My cell phone rang. The shoe maven was home. A woman a few years older than me came to the door when I knocked. Raquel was tall, attractive, put together in that professional-woman way that always felt intangible to me. I looked at her feet—how could I not?—and noticed she was wearing worn black flats. The same as mine.

Her children paraded down the stairs carrying shoebox after shoebox, Tommy Hilfiger, Enzo Angiolini, brands I’d heard of but never owned.

“Wow,” I said, eyeing the dozen boxes of shoes.

“You’re welcome to ‘em,” said Raquel. “I was thinking of selling them or something, but now I just want to get rid of them.”

As her kids looked on, Raquel told me that, since having children, she no longer went out anywhere that required nice shoes. Plus, a big-footed friend had given her a bunch of heels once she’d started dating a shorter man, bulking up Raquel’s collection. She’d held onto them hoping for the right occasion, but had finally accepted that they were collecting dust in her closet.

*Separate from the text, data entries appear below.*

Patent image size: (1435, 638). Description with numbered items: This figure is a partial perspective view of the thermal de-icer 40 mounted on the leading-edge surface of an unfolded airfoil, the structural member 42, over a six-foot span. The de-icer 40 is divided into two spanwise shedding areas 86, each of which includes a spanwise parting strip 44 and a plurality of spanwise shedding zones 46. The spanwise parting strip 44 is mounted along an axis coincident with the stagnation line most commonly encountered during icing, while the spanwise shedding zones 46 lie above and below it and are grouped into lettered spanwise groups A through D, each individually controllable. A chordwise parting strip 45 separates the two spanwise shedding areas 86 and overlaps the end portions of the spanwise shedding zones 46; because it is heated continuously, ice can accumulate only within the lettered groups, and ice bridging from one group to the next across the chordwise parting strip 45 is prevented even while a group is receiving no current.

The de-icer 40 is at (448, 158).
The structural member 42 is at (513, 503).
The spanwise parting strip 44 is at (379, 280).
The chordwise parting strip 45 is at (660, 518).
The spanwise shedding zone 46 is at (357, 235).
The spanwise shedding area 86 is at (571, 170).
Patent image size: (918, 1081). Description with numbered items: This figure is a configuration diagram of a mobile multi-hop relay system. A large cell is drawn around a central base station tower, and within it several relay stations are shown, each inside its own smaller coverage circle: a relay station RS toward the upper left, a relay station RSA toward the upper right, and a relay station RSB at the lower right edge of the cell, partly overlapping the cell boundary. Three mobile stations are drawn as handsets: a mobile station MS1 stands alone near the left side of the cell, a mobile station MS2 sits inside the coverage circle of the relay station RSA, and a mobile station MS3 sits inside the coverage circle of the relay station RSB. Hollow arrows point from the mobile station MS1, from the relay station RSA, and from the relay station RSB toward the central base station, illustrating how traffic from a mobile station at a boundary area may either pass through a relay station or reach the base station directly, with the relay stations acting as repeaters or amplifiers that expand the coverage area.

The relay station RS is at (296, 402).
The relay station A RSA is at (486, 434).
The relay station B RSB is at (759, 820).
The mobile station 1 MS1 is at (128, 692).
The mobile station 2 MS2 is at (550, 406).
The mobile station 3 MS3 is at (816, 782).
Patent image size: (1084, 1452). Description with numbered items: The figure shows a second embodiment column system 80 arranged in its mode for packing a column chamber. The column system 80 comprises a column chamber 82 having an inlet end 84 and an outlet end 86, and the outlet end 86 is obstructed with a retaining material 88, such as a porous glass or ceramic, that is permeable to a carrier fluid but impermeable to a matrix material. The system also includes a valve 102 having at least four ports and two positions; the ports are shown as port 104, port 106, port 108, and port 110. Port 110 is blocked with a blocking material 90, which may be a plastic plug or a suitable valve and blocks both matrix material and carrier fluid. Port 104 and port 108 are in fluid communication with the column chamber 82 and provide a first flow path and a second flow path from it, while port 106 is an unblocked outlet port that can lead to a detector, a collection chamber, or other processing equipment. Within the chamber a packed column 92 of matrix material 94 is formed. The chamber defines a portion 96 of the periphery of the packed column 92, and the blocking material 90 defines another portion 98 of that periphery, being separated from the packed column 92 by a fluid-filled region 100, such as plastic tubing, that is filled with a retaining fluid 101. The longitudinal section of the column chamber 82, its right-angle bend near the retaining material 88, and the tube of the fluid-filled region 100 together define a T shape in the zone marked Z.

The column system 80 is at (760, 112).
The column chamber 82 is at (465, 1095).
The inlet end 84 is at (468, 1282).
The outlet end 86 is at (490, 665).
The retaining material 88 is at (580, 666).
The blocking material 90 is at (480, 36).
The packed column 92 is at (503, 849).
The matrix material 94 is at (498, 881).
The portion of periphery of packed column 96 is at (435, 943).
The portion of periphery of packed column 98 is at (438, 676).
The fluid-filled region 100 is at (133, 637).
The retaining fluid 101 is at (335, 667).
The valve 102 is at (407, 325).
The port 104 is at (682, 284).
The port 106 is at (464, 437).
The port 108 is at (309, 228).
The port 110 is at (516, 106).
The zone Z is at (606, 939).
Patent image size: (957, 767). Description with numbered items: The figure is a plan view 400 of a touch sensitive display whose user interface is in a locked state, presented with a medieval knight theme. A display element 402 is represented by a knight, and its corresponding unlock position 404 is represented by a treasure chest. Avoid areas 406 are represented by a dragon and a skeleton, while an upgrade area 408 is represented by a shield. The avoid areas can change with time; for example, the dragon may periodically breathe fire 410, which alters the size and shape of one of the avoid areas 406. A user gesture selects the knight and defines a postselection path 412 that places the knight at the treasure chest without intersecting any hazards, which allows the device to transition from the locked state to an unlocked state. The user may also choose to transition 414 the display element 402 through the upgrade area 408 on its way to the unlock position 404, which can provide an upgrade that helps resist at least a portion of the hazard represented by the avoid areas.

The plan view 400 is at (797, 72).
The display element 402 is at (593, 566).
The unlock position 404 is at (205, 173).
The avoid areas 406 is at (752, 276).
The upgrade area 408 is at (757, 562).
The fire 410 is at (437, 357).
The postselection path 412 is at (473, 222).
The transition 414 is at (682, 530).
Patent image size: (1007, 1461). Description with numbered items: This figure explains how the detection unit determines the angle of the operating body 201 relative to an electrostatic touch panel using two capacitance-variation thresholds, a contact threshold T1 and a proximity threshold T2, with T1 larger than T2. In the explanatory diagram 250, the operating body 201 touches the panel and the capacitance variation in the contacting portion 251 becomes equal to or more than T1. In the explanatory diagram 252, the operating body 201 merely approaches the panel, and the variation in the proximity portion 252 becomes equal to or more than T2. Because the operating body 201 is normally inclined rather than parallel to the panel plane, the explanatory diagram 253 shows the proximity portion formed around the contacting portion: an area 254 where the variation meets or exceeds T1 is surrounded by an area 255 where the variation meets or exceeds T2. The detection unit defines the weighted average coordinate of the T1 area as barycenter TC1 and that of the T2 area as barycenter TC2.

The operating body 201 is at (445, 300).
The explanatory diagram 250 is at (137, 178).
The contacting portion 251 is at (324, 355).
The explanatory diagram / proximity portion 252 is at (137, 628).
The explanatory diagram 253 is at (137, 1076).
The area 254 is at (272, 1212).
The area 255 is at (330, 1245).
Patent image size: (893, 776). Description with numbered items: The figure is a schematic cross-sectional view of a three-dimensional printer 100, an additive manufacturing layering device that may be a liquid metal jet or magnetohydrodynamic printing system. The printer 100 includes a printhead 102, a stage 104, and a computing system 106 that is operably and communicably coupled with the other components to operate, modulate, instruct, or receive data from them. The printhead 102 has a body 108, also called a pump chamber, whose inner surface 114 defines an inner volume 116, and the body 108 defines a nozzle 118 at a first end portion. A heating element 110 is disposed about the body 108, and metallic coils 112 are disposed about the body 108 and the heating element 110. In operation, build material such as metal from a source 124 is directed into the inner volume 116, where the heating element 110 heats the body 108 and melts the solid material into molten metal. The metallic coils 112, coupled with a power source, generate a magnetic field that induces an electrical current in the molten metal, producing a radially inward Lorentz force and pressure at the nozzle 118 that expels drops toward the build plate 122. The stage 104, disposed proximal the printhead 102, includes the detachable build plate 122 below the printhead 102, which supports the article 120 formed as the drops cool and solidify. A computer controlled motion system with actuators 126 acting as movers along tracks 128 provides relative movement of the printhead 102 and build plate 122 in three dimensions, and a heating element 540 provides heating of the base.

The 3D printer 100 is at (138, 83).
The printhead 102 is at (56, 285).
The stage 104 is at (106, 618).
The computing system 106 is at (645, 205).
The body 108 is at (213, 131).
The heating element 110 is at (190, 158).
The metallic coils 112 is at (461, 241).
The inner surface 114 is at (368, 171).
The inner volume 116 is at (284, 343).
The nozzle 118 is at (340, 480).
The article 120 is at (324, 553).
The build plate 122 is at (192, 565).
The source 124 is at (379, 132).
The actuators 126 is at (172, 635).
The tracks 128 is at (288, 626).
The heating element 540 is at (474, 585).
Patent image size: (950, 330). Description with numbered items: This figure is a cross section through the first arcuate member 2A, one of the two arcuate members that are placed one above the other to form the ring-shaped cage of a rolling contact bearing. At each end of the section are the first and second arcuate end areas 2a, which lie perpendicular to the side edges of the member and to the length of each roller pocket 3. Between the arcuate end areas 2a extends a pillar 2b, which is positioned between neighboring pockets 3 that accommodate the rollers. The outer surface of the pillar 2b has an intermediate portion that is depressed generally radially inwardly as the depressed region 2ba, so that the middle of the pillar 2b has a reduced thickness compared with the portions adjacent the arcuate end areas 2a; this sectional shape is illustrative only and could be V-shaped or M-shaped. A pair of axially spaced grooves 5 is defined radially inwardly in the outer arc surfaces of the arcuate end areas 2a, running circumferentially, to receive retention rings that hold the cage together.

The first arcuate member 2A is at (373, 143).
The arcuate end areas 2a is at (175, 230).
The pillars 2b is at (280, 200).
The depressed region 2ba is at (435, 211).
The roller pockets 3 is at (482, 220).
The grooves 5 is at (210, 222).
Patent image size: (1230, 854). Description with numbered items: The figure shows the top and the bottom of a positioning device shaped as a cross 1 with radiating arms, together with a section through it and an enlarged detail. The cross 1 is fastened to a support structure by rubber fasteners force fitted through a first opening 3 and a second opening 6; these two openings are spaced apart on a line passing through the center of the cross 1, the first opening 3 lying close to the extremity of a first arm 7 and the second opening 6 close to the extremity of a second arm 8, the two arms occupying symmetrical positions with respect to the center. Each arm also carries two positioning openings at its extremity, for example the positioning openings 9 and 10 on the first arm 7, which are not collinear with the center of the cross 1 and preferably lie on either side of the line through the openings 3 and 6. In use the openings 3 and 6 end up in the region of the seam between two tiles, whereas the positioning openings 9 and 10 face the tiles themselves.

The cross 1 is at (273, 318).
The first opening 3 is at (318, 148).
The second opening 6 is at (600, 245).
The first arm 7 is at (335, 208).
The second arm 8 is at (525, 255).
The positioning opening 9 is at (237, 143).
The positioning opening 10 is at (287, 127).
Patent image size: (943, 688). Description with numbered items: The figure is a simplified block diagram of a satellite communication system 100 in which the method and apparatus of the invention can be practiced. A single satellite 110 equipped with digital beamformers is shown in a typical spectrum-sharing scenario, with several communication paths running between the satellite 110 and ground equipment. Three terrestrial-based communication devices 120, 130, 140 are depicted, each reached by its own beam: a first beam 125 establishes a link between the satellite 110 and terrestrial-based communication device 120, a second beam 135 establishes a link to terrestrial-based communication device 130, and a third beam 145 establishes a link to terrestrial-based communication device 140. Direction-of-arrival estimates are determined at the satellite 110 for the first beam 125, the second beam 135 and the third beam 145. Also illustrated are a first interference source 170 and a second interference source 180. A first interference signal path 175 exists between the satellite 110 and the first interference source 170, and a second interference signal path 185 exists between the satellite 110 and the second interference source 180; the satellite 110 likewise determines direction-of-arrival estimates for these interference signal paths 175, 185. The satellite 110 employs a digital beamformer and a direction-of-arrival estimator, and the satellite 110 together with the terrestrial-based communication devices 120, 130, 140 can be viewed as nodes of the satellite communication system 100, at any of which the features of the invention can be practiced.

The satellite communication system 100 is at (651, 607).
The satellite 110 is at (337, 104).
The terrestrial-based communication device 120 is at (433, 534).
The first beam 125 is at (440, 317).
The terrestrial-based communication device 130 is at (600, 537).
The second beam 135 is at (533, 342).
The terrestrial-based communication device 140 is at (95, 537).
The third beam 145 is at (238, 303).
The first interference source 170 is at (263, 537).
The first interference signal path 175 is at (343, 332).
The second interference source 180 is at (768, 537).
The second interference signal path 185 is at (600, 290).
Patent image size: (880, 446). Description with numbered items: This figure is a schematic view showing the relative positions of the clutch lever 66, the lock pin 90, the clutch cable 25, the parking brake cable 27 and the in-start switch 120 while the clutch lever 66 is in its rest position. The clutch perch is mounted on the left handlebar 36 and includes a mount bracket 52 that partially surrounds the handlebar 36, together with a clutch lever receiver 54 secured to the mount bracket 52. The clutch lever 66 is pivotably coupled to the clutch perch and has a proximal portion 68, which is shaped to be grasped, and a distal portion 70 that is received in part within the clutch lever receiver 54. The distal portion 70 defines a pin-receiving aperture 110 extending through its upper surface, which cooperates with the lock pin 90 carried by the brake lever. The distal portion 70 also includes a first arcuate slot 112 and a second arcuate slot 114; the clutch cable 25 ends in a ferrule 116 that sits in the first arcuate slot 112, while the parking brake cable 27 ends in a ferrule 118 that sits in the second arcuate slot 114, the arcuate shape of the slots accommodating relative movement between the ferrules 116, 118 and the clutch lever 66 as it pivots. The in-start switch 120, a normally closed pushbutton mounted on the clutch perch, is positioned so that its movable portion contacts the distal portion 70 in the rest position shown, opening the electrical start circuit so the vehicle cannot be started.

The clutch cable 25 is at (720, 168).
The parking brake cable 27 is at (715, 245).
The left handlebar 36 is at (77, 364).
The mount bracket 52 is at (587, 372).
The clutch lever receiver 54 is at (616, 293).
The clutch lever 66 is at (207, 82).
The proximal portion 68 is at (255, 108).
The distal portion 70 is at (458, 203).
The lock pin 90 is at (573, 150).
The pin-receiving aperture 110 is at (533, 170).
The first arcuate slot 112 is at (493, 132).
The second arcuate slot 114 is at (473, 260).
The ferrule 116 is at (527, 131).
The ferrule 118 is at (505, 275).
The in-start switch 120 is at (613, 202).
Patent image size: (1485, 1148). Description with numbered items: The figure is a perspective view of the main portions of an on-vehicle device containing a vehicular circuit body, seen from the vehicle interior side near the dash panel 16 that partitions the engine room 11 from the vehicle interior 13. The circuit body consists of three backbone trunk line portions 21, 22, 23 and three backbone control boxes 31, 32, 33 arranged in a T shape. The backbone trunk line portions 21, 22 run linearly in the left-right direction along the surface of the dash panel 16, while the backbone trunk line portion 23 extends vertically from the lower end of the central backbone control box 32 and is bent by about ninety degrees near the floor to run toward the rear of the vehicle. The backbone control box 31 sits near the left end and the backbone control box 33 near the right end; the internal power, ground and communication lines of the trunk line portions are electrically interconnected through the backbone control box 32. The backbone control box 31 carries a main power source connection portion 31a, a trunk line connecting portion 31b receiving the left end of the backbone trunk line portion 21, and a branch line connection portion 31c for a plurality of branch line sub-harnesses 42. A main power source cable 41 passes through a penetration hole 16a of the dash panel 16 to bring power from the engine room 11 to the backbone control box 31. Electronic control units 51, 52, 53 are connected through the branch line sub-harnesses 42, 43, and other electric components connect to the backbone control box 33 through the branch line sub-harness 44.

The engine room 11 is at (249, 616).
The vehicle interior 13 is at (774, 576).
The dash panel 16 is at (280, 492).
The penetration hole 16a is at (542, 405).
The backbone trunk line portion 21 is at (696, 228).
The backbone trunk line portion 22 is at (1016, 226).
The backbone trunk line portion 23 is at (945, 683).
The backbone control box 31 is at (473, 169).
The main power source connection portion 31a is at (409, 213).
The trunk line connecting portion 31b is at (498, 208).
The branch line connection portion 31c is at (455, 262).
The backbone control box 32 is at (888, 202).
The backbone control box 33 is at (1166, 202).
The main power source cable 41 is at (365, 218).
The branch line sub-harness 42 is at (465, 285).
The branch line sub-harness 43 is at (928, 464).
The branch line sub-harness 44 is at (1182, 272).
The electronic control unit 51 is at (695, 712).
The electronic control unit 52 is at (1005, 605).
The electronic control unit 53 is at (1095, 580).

I wanted to peek in the boxes but held myself back; even though I’d soon be wearing this stranger’s shoes, it seemed crass to review my loot on her doorstep. Raquel and the children packed the trappings of her adulthood into Whole Foods bags. We waved goodbye and I carted them home. Spread out on my living room floor, I suddenly owned every pair of grown-up shoes I could imagine: kitten heel leopard print, red suede ankle boots, light and hot pink flats, a pair of beige peep-toes with a long, spiky heel.

That night, I met my friend Sarah for dinner and excitedly told her the story of my newfound shoes, sticking my foot out and twirling it around to model my favorite pair, pale pink kitten heels with a pointy toe.

We headed back to my apartment so she could check out the rest of the stash. Sarah admired them appropriately, and it dawned on me that if I wanted, I could wear a different pair of feminine shoes every day of the week and not run out; I could go on multiple dates with a man and wear multiple different heels; I was knocked over the edge into adulthood, if there was any doubt left. I could wear real shoes, women’s shoes and, despite myself, they fit.